In the past I have made contributions to on-line discussions, but this was the first time I initiated a topic and read through all the articles contributed to the discussion. The reason I remembered to log into http://www.fao.org/fsnforum/forum/discussions/networks-for-FS at least four times each day was to read and learn from your rich and captivating experiences. I can already feel the new knowledge pushing me to the field to put into practice some of the great ideas we have shared. Thanks to your individual contributions, many of us have learnt something new about social relations, networks, food security and nutrition, including:
- Networks help us understand our communities, our food habits and how to care for one another.
- Through networks and strong social relations, members get to share risks, thus spread it thin and in the process build inclusive communities void of situations of isolation and vulnerability.
- Strong social relations and networks are important vehicles for education and for sharing information and best practices on food security and nutrition.
- There are many success case studies out there; all we need do is continue to network long after the on-line discussion is closed.
- Social relations and networks promote the growth of income and help strengthen economic security; factors critical for the attainment of food security.
- Enables policy-makers and development practitioners to appreciate the dynamics of social differentiation and their consequences to food security and nutrition.
- Strong social relations and networks are relevant to both the needy and able in any society – as channels through which the able give and those in need receive.
- A public-private partnership between financial institutions and government can aid in the alleviation of challenges faced by farmers, to realize food security.
- Strong and diverse networks encourage and strengthen agricultural extension agents to share integrated messages with individuals and groups i.e. share information on nutrition, technology transfer, diversification of products (crops and animals) and the benefits of diversifying and diversified diets.
- Gender dimensions of social relations: women as majority of cultivators and providers of food to families and are depositories of knowledge on food and nutrition, therefore potential educators, and channels through which to transmit valuable knowledge from one generation to another.
- Social relations and networks in food and nutritional security are important but under practiced and taken for granted in our day to day food endeavours.
- While some of you pointed out a decrease in social relations and networks with increased urbanization; others differed, noting that social relations and networks are relevant and practiced in both rural and urban settings.

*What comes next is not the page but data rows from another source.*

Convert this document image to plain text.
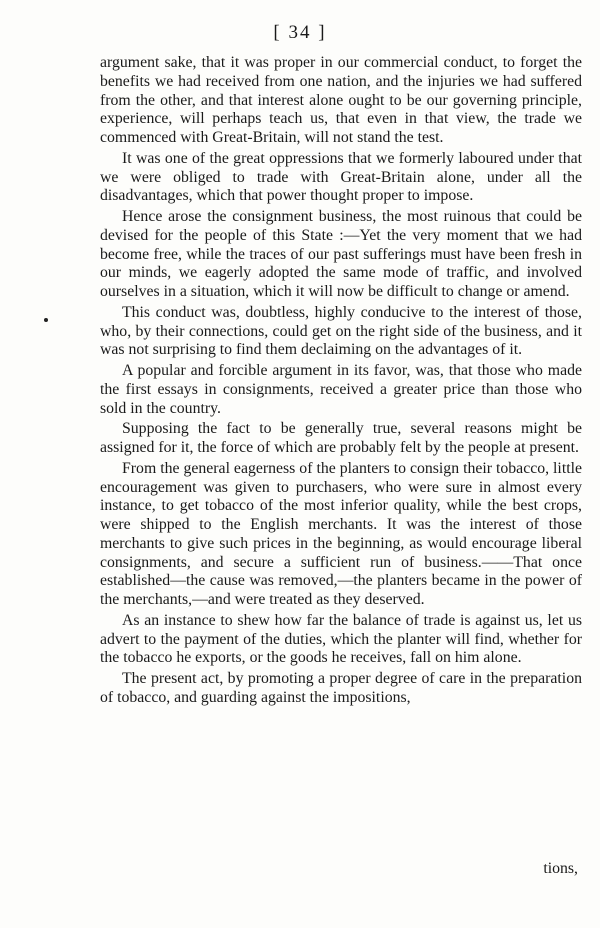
[ 34 ]

argument sake, that it was proper in our commercial conduct, to forget the benefits we had received from one nation, and the injuries we had suffered from the other, and that interest alone ought to be our governing principle, experience, will perhaps teach us, that even in that view, the trade we commenced with Great-Britain, will not stand the test.

It was one of the great oppressions that we formerly laboured under that we were obliged to trade with Great-Britain alone, under all the disadvantages, which that power thought proper to impose.

Hence arose the consignment business, the most ruinous that could be devised for the people of this State :—Yet the very moment that we had become free, while the traces of our past sufferings must have been fresh in our minds, we eagerly adopted the same mode of traffic, and involved ourselves in a situation, which it will now be difficult to change or amend.

This conduct was, doubtless, highly conducive to the interest of those, who, by their connections, could get on the right side of the business, and it was not surprising to find them declaiming on the advantages of it.

A popular and forcible argument in its favor, was, that those who made the first essays in consignments, received a greater price than those who sold in the country.

Supposing the fact to be generally true, several reasons might be assigned for it, the force of which are probably felt by the people at present.

From the general eagerness of the planters to consign their tobacco, little encouragement was given to purchasers, who were sure in almost every instance, to get tobacco of the most inferior quality, while the best crops, were shipped to the English merchants. It was the interest of those merchants to give such prices in the beginning, as would encourage liberal consignments, and secure a sufficient run of business.——That once established—the cause was removed,—the planters became in the power of the merchants,—and were treated as they deserved.

As an instance to shew how far the balance of trade is against us, let us advert to the payment of the duties, which the planter will find, whether for the tobacco he exports, or the goods he receives, fall on him alone.

The present act, by promoting a proper degree of care in the preparation of tobacco, and guarding against the impositions,

tions,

Strong relations and networks are still alive in urban settings – when auntie travels across town to deliver a basket of the iron-rich chinsaga vegetables she bought from the grocery store after her friend, a clerk at the store called to inform her that the occasional vegetable was available on that day. Or a friend informs followers on social media of the upcoming farmers’ market in the city.
As I noted at the very beginning of our discussions, Mama was able to access the best ingredients to prepare the infant’s nutritious weaning food, thanks to her good social relations and networks, which she still works hard to sustain. Mama’s ability to relate with people both at the social and market levels is sometimes all it takes to achieve food and nutritional security.
I conclude by saying that `the market is one place through which to satisfy our food security and nutritional needs, but strong social relations and network is where the action starts.’
On my own behalf and that of fellow discussants, we say a big thank you, gracias, merci to the organizers and facilitators of the overall discussion list at FAO.